Я привожу эти строчки, разумеется, не затем, чтобы поставить Слуцкого выше Пастернака – надеюсь, такого нелепого подозрения не возникнет, – а потому что, может быть, как раз в сравнении с этой перифразой, приглашающей сначала понять ее смысл, а потом задуматься над ним, согласиться или не согласиться, как раз по контрасту с ее цивилизованностью, камерностью ясно видна простейшая прямота Слуцкого. «Евреи хлеба не сеют, евреи раньше лысеют» – и так далее, вплоть до заключительной строфы:
Пуля меня миновала,
Чтоб говорили нелживо:
«Евреев не убивало!
Все воротились живы!».
Он начал и кончил это стихотворение прямой речью, цитатой, не от первого лица, а словами, подхваченными где-то в толпе, в очереди, в вагонной давке. Первое лицо, его «ношу в себе, как заразу, эту проклятую расу», словно бы отступает на второй план, собственный голос поэта слышен лишь как фон тупой брани. А среди найденных после его смерти стихов и набросков есть строки о крестившихся евреях, присловья, записанные тоже как бы с голоса массы: «жид крещеный – что вор прощеный», «жид крещеный – конь леченый». Опять взгляд извне, опять ирония, опять простоватая прямота. Все это очень напоминает мне насмешливую снисходительность, не злую, а именно насмешливую, веселую (мол, бедный ты, бедный, на чем свихнулся), с какой он говорил об одном бесцветном стихотворце, известном в основном своим юдофобством. Но за такой литературной интонацией, совершенно так же, как за этим насмешливо-снисходительным тоном отзыва о знакомом антисемите, пряталась, какие тут могут быть сомнения, самая настоящая боль. Нужен, как теперь говорят, большой потенциал благодушия или лицемерия, чтобы не почувствовать в стихах и на эту тему все того же конфликта между личностью поэта и современным ему обществом.
С древнейших времен люди верили, что поэты – пророки, что они обладают даром предвидения.
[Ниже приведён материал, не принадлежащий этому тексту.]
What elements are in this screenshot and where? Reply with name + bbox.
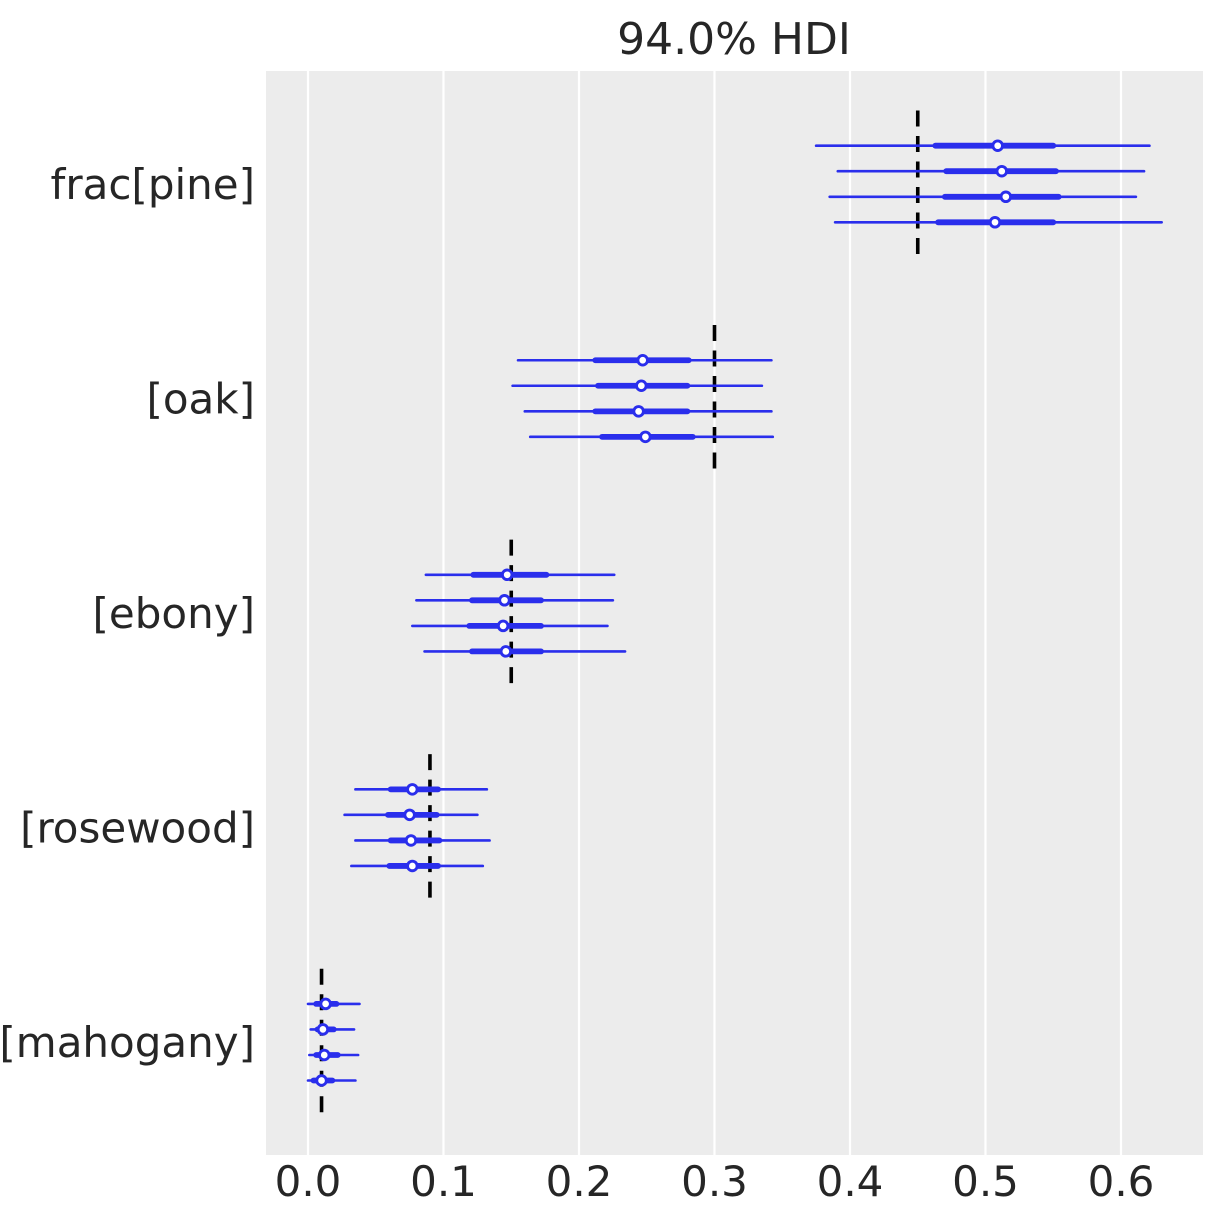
y-tick-label: frac[pine] — [51, 160, 255, 209]
median-marker — [991, 139, 1004, 152]
median-marker — [315, 1074, 328, 1087]
x-tick-label: 0.5 — [952, 1157, 1019, 1206]
y-tick-label: [oak] — [146, 375, 255, 424]
y-tick-label: [rosewood] — [20, 804, 255, 853]
plot-area — [266, 71, 1203, 1155]
median-marker — [319, 997, 332, 1011]
median-marker — [988, 216, 1002, 229]
median-marker — [639, 430, 652, 444]
gridline-layer — [306, 71, 1123, 1155]
x-tick-label: 0.3 — [681, 1157, 748, 1206]
y-tick-label: [ebony] — [93, 589, 255, 638]
median-marker — [496, 619, 510, 633]
median-marker — [403, 808, 416, 822]
y-tick-label: [mahogany] — [0, 1018, 255, 1067]
median-marker — [406, 783, 419, 796]
median-marker — [499, 645, 513, 658]
median-marker — [999, 190, 1013, 204]
median-marker — [316, 1023, 330, 1036]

На похоронах Слуцкого многим приходили на ум его стихи о «перепохоронах Хлебникова». Строчками со словами «стынь, ледынь и холодынь» он и вправду предвосхитил погоду собственных похорон. Но подтверждением его провидческой правоты показалось мне тогда не это внешнее совпадение. Я вспоминал тогда об его обыкновении ходить на гражданские панихиды по писателям из-за частого соответствия последнего пути умершего его жизненному пути и думал, что в этих похоронах все как раз отвечало отметкам жизни. «Широко известного в узких кругах» провожала большая толпа, в ней было много пишущих, много друзей и знакомых, но мало просто читателей. В доме литераторов готовились к какому-то очередному «зрелищу», поэтому там места не выделили, и панихида состоялась сначала в морге 71-й больницы на Минском шоссе, затем в крематории-новостройке. Речей было много, все, как один, говорили искренне, честно, просто, без казенщины, без фальши, без патетических преувеличений.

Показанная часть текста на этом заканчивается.